Extracting data from PDF forms
Recently I was asked if I could create a program to extract data from a scanned form saved as a PDF and then write it out to a CSV data file for processing back into their computer database. The information was printed on A5 size form (see example below). These were then used to contact their client. Where the marketing call was successful the form was marked and placed in a pile of successful calls. These forms were then scanned and converted to a PDF document using a scanner.
This is a very basic example of the form layout on A5 page (This is only a crude mock up, the real form occupied most of the A5 page and had a lot more information)
The main item of interest was the client number but the phone number was also extracted as a check to ensure the client number was correct.
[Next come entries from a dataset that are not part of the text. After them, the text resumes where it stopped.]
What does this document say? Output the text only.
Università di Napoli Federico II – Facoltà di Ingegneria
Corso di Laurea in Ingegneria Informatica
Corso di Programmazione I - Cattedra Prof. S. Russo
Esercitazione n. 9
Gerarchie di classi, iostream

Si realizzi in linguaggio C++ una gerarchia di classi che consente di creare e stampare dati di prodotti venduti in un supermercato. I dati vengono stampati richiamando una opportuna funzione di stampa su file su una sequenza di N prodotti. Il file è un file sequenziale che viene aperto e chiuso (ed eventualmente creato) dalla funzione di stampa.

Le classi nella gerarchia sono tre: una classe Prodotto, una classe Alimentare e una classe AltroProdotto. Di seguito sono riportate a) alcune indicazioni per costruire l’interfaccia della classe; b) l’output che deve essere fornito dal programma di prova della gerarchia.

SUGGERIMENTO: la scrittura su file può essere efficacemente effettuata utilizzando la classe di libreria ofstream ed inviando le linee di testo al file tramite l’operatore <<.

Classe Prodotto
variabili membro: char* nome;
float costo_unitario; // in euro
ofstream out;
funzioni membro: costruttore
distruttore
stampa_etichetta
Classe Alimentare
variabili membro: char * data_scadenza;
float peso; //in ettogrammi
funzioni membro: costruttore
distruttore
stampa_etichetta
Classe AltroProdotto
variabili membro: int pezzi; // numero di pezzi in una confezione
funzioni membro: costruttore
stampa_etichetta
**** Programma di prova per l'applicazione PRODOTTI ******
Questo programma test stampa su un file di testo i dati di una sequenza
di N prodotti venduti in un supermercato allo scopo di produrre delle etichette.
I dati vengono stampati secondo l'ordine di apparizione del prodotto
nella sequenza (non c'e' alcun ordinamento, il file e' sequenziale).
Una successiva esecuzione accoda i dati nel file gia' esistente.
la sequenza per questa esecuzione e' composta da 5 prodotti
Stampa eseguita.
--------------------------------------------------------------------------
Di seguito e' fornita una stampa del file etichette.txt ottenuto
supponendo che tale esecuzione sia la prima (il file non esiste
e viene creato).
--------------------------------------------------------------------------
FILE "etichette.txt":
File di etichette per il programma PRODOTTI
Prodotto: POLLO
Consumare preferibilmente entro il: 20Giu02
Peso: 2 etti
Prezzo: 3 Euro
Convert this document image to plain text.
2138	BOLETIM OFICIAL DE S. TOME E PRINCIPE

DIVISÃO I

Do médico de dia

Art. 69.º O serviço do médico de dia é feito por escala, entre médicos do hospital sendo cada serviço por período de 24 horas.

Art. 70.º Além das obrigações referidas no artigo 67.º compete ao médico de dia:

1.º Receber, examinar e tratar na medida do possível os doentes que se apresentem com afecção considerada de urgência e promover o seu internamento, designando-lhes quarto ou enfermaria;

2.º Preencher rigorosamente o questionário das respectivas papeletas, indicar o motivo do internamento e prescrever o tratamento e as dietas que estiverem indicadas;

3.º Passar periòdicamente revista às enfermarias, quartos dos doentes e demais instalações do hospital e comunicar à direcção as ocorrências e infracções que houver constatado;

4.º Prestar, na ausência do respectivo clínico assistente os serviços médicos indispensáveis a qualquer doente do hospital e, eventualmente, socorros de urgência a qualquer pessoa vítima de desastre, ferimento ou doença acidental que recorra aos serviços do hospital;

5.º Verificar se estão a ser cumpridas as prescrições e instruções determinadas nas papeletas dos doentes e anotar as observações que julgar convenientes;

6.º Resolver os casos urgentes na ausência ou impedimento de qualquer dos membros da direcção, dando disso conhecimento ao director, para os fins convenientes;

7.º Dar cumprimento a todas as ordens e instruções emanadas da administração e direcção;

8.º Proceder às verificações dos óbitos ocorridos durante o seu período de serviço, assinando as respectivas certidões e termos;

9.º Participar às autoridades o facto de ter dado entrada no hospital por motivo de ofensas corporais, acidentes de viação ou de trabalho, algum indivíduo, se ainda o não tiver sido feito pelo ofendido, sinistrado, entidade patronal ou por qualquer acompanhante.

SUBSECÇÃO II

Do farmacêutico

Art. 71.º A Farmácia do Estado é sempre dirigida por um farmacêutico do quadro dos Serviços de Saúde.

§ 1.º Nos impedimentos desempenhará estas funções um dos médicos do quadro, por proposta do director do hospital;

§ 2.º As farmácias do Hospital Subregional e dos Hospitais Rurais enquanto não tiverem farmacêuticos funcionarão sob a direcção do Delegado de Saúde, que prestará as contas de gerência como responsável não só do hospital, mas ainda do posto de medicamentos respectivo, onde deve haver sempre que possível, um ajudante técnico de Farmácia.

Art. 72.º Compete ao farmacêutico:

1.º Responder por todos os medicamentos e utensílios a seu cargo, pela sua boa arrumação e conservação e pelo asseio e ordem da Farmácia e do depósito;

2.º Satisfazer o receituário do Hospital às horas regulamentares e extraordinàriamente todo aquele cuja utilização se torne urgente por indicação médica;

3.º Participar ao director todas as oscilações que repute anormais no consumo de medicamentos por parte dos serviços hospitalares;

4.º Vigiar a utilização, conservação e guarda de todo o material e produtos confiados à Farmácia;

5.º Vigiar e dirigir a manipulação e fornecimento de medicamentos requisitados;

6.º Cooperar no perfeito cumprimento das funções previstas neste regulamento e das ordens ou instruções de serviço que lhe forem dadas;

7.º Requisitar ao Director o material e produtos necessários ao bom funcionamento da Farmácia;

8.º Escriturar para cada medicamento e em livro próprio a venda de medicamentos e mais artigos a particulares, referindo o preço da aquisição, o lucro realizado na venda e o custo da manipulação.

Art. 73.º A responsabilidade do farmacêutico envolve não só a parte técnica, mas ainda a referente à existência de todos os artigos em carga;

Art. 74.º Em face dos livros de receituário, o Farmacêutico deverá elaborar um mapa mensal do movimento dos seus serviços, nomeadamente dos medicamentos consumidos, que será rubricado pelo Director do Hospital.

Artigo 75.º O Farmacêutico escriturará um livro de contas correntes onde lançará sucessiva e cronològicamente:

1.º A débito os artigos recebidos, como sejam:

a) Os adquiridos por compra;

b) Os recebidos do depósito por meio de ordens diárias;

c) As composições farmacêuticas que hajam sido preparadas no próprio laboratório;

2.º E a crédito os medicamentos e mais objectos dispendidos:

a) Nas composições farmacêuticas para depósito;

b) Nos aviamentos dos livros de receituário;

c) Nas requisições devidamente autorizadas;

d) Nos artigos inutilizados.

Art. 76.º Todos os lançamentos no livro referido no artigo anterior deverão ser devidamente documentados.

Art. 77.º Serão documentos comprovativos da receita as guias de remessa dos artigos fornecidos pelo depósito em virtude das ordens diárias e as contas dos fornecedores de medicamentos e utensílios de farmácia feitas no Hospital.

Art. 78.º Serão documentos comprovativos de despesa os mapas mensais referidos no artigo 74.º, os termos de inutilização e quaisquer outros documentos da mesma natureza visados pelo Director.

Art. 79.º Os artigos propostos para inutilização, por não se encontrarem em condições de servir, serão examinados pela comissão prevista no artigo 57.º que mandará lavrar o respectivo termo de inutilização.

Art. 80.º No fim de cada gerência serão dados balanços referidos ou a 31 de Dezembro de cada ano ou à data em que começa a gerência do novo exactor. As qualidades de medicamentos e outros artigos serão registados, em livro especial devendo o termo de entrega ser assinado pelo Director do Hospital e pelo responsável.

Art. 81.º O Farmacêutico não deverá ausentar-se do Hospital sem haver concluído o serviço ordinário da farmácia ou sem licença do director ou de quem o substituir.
My first idea was to save the PDF to a text file and then have the custom program extract the data from the text file based on key words on the form. In order to save the PDF as a text file it needs to be an indexed PDF file, this turned out to just be a setting on the scanner. NB. A non-indexed PDF basically contains only an image of the text and therefore cannot be searched for words or symbols.
Next I crafted a program to search for static key words in the indexed PDF file just prior to the information I want to extract. This worked, but had a very low extraction percentage about 30 – 50%. On investigation I found it was due primarily to the form having lines or boxes drawn around the data.
When the documents were scanned the alignment shifted slightly for many of the pages i.e horizontal lines varied from 170 – 190 degrees in the PDF. This affected the way the text was positioned in the file. Generally the form would be read column by column with each column be output from the top row to the bottom. However when the form was out of alignment the form then got read row by row with each row being split by column. This made the “Client No” text in the text file unreliable as a tag to find the client number.
There are some scanners on the market that will auto align the page and this will help reduce OCR errors. However this was not an option, in this case as the customer already had purchased a scanner for the job. After looking for other ideas and solutions on the Internet, I found mention of using the position of the text in the PDF to find the data. Using a Delphi PDF library from Gnostice I was able to process the PDF file directly and retrieve text objects and their coordinates of where the text was located. Each block of text on the page was returned with the coordinates of text elements location IE. Top, Right, Bottom and Left coordinates in pixels.
After changing the custom program to extract the text elements using their coordinates, this allowed me to analyse the position of text I need. I was then able to calculate the minimum and maximum variations of the placement of the fields. I then changing the program to extract the data from anywhere within this boxed area on the form. This resulted in successful extraction of 99% of the text required. I also needed to refine the program to correct some numbers as they were still incorrect i.e In some cases the digits were interpreted incorrectly as alpha characters. IE 1 was saved as /, L or i etc. After adjusting the program to read and correct these errors I was able to achieve 99% accuracy in extracting the Client ID numbers from the PDF file.
Notes and things that affect reading the data –
- Use OCR friendly fonts if possible, if you print the forms, I suggest you use Verdana or Arial fonts.
- If can, buy a scanner that has auto-alignment of pages. e.g Brother SCB-ADS2600W.
- Any hand writing or ink marks or dirt on the form causes issues with reading the data.